One side's identity-group mobilization is all too likely to generate backlash from the other, a dynamic that all too often results in conflicts in which both groups end up worse off than they would be otherwise. Such struggles reinforce and inflame the dangerous zero-sum thinking that too often leads to intergroup hostility and oppression. As Douglass put it in a famous speech, "[d]o we not know that every argument we make, and every pretension we set up in favor of race pride, is giving the enemy a stick to break our own heads?… We cannot afford to draw the color-line in politics, trade, education, manners, religion, fashion, or civilization. Especially we cannot afford to draw the color-line in politics." What is true of racial color lines also applies to ethnic divisions.

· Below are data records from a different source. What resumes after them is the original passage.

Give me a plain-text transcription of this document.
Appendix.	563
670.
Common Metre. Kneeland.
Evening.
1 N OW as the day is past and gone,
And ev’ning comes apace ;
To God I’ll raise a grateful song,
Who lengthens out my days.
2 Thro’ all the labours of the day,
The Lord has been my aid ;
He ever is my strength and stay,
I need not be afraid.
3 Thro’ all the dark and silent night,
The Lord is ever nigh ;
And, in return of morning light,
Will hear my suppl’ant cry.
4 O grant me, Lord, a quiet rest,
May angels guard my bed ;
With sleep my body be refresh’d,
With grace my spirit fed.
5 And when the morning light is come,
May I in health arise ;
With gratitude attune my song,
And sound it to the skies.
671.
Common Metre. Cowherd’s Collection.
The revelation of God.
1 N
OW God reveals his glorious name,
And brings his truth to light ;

The goal of deemphasizing identity politics may seem hopelessly utopian, particularly at a time when white ethnonationalism has gotten a boost from Donald Trump's campaign (zero-sum thinking is at the very heart of Trump's world-view), and racial tensions are high over issues such as police brutality. But, as David notes, there are many examples of ethnic and racial hostilities that have faded over time. A century ago, there was often great political antagonism between Irish-Americans and WASPs. Today, most Americans barely even remember it.

Deescalating identity politics is not an easy task, especially in the case of groups with a long history of antagonism or oppression. But history shows that it is not an impossible one. The truly utopian view is the assumption that we can play with the fire of nationalism and identity politics without taking a grave risk of getting burned.